Tuesday, December 15, 2015

Throckmorton v. Barton, the current round, and some of my thoughts

Unfortunately for them, WorldNetDaily is publishing the newest edition to David Barton's much criticized "The Jefferson Lies." Warren Throckmorton updates us here. A taste:
The recycled spin continues on the WND book description. The original promotional material referred to Barton’s critics as “ a few dedicated liberal individuals and academics.” Now the WND book description calls usbloggers and a handful of non-historian academics.”

This effort to obscure the response of historians, Christian and otherwise, to Barton’s work is a farce. The Jefferson Lies was voted “least credible history book in print’ by readers of the History News Network. Dozens of Christian historians wrote both Family Research Council and Focus on the Family in 2013 urging them to remove Barton’s work from their web pages. If WND editors cared about accuracy, they could just read their own website. In the article WND published yesterday, there is a reference by Barton to his Christian historian critics.
My own personal observation is the biggest bone of contention in Barton's book is that Jefferson was some kind of traditional or orthodox Christian before 1813. There is no evidence for this. There is evidence that Jefferson was much chattier about his heterodoxy from 1813 onwards.

Jefferson after 1800 was influenced by Joseph Priestley's Socinian Unitarian Christianity.  But there's not a shred of evidence that Priestley took Jefferson away from orthodox or traditional Christianity. Rather, it's just as likely Priestley took Jefferson away from a less traditional Deism and made him feel more comfortable with a Christian identity.

I'll offer a bit in support of the speculation. Jefferson was influenced by Bolingbroke before Priestley. Even Bolingbroke might not have been quite as "strictly deistic" as one might think. But he was arguably more heterodox than Priestley.

For instance, even though Joseph Priestley believed that original sin, the Trinity, Incarnation, Atonement and plenary inspiration of scripture were "corruptions of Christianity," he believed in the divine inspiration of the Book of Revelation. Jefferson, on the other hand, in 1825 said of the Book:
[I]t is between 50. and 60. years since I read it, & I then considered it as merely the ravings of a Maniac, no more worthy, nor capable of explanation than the incoherences of our own nightly dreams.
Bolingbroke had very similar views on the Book of Revelation. Plus 50 years before 1825 is 1775. He's admitting in this letter he was heterodox enough to consider one of the books of the canon the ravings of a maniac.


Tom Van Dyke said...

FTR, Martin Luther had grave doubts about the "Book of Revelation." It might not be the best barometer of heterodoxy.

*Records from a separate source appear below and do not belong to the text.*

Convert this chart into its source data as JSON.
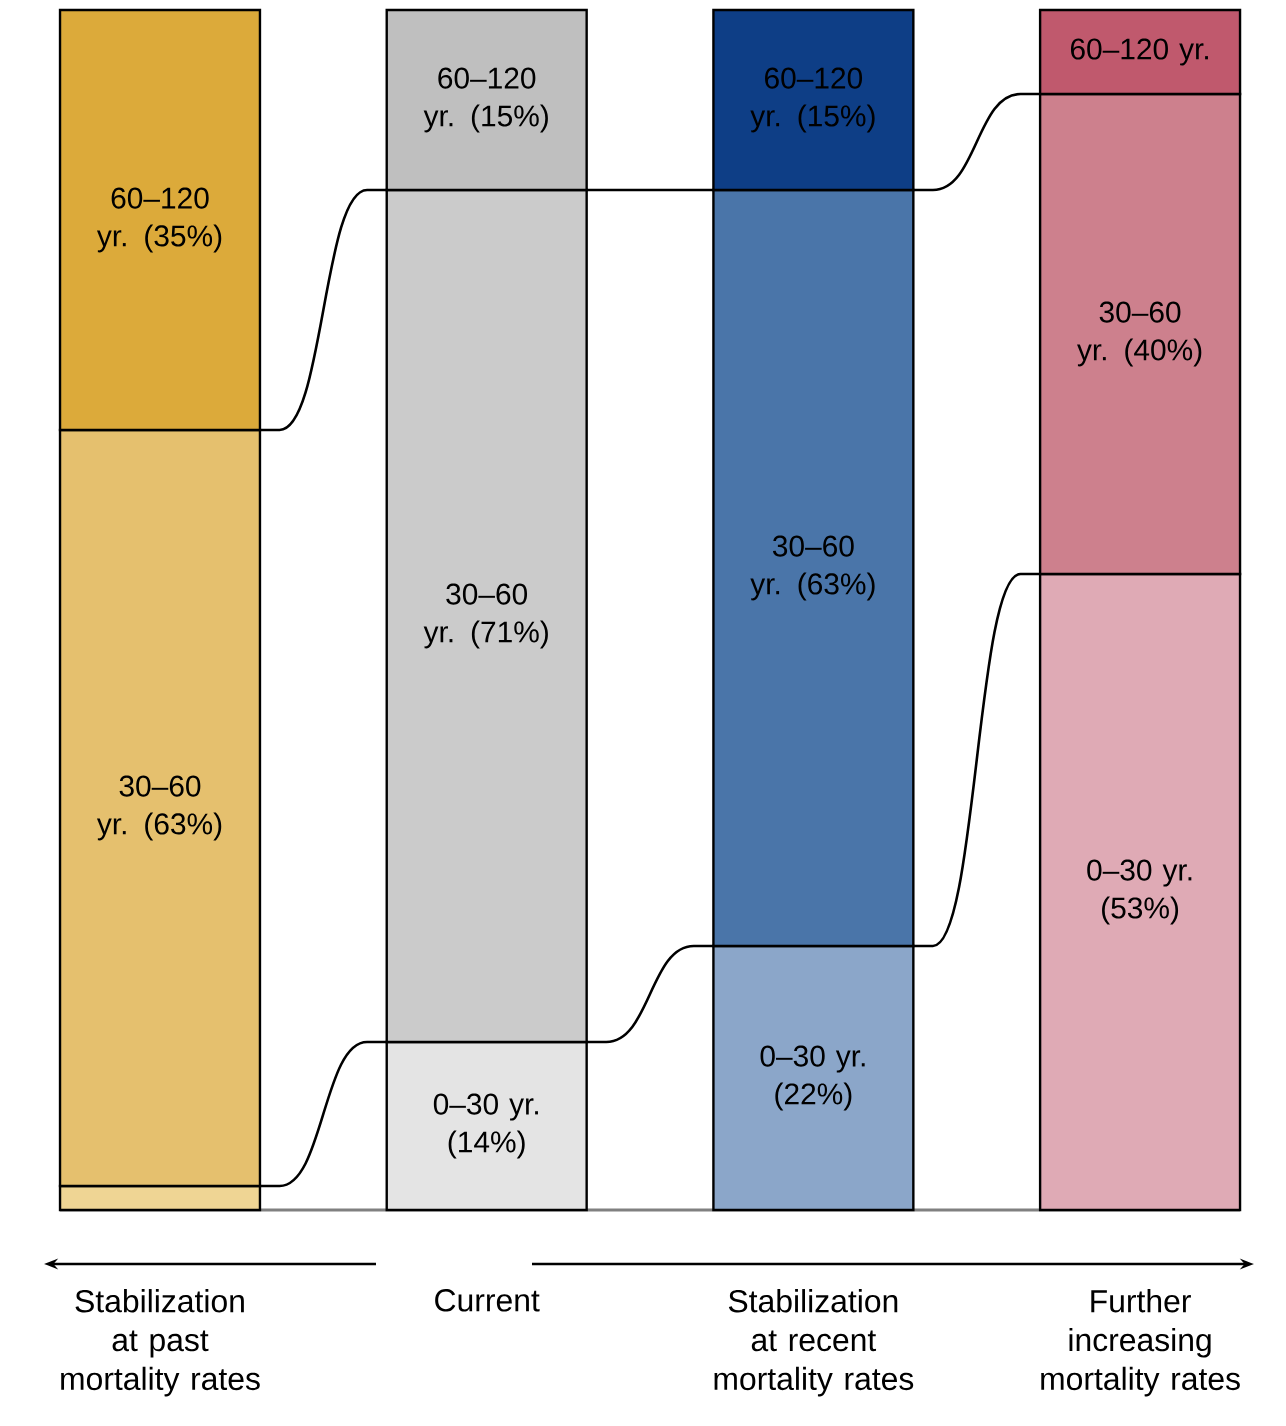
{
  "chart_data": {
    "type": "bar",
    "stacked": true,
    "categories": [
      "Stabilization at past mortality rates",
      "Current",
      "Stabilization at recent mortality rates",
      "Further increasing mortality rates"
    ],
    "ylim": [
      0,
      100
    ],
    "tick_labels": "x",
    "series": [
      {
        "values": [
          2,
          14,
          22,
          53
        ],
        "colors": [
          "#efd594",
          "#e4e4e4",
          "#8ba6c9",
          "#dfaab5"
        ],
        "value_labels": [
          null,
          "0–30 yr. (14%)",
          "0–30 yr. (22%)",
          "0–30 yr. (53%)"
        ]
      },
      {
        "values": [
          63,
          71,
          63,
          40
        ],
        "colors": [
          "#e5c06e",
          "#cbcbcb",
          "#4a75a9",
          "#cd808d"
        ],
        "value_labels": [
          "30–60 yr. (63%)",
          "30–60 yr. (71%)",
          "30–60 yr. (63%)",
          "30–60 yr. (40%)"
        ]
      },
      {
        "values": [
          35,
          15,
          15,
          7
        ],
        "colors": [
          "#dcaa3a",
          "#bfbfbf",
          "#0e3e86",
          "#c0596d"
        ],
        "value_labels": [
          "60–120 yr. (35%)",
          "60–120 yr. (15%)",
          "60–120 yr. (15%)",
          "60–120 yr."
        ]
      }
    ]
  }
}
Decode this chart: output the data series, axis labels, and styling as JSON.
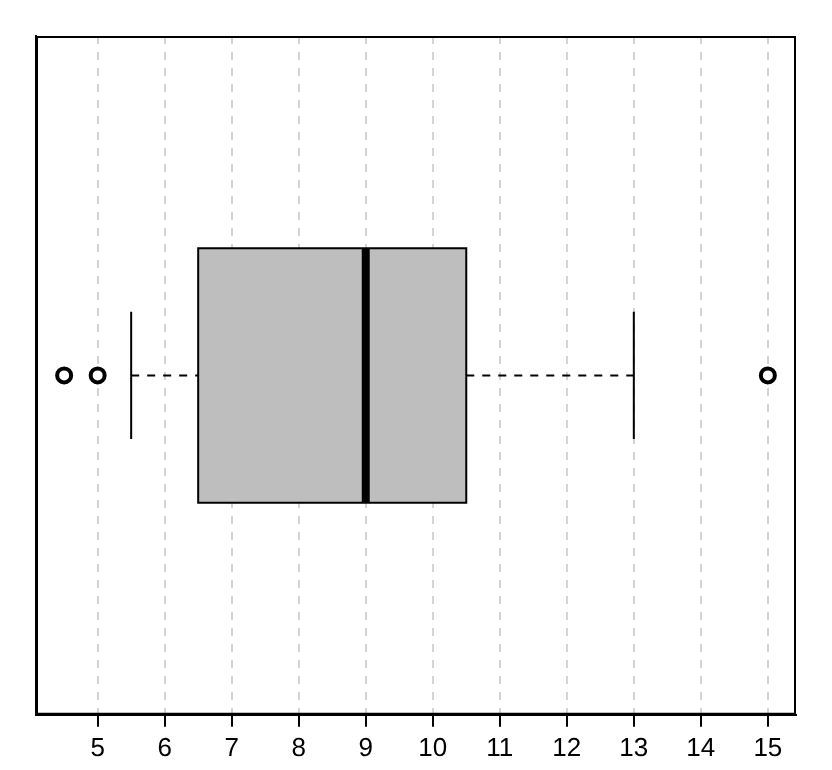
{
  "chart_data": {
    "type": "box",
    "orientation": "horizontal",
    "categories": [
      null
    ],
    "boxes": [
      {
        "low": 5.5,
        "q1": 6.5,
        "median": 9,
        "q3": 10.5,
        "high": 13,
        "outliers": [
          4.5,
          5,
          15
        ]
      }
    ],
    "color": "#bebebe",
    "xlim": [
      4.08,
      15.42
    ],
    "xticks": [
      5,
      6,
      7,
      8,
      9,
      10,
      11,
      12,
      13,
      14,
      15
    ],
    "grid": "x",
    "tick_labels": "x",
    "legend": false
  }
}
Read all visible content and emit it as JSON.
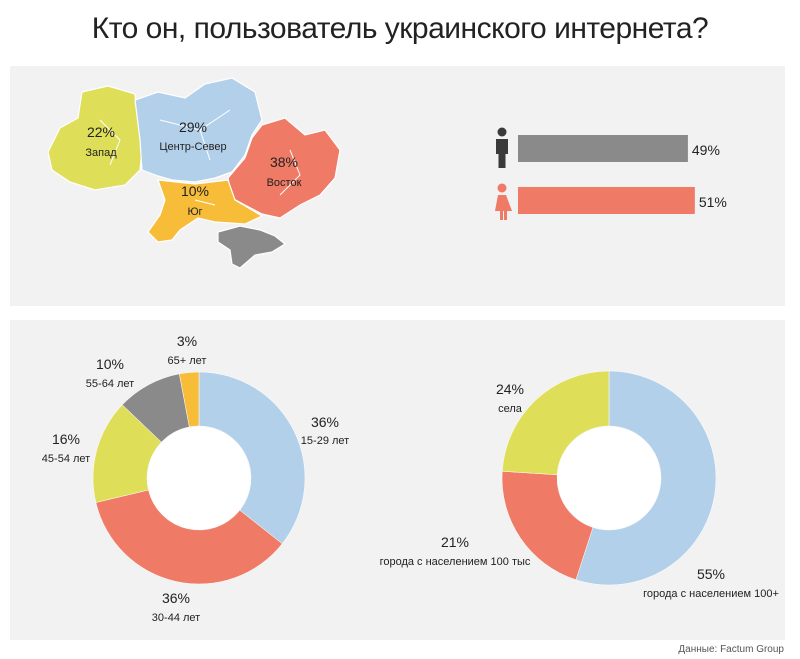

Preface to the Revelation of St. John (1522) 7

About this book of the Revelation of John, I leave everyone free to hold his own opinions. I would not have anyone bound to my opinion or judgment. I say what I feel. I miss more than one thing in this book, and it makes me consider it to be neither apostolic nor prophetic.

First and foremost, the apostles do not deal with visions, but prophesy in clear and plain words, as do Peter and Paul, and Christ in the gospel. For it befits the apostolic office to speak clearly of Christ and his deeds, without images and visions. Moreover there is no prophet in the Old Testament, to say nothing of the New, who deals so exclusively with visions and images. For myself, I think it approximates the Fourth Book of Esdras; 8 I can in no way detect that the Holy Spirit produced it.

Moreover he seems to me to be going much too far when he commends his own book so highly — indeed, more than any of the other sacred books do, though they are much more important — and threatens that if anyone takes away anything from it, God will take away from him, etc. Again, they are supposed to be blessed who keep what is written in this book; and yet no one knows what that is, to say nothing of keeping it. This is just the same as if we did not have the book at all. And there are many far better books available for us to keep.

Many of the fathers also rejected this book a long time ago; 9 although St. Jerome, to be sure, refers to it in exalted terms and says that it is above all praise and that there are as many mysteries in it as words. Still, Jerome cannot prove this at all, and his praise at numerous places is too generous.

Finally, let everyone think of it as his own spirit leads him. My spirit cannot accommodate itself to this book. For me this is reason enough not to think highly of it: Christ is neither taught nor known in it. But to teach Christ, this is the thing which an apostle is bound above all else to do; as Christ says in Acts 1, “You shall be my witnesses.” Therefore I stick to the books which present Christ to me clearly and purely.

Jonathan Rowe said...

"Finally, let everyone think of it as his own spirit leads him. My spirit cannot accommodate itself to this book."

He sounds freethinking and Quakerish here. Not like a fundie.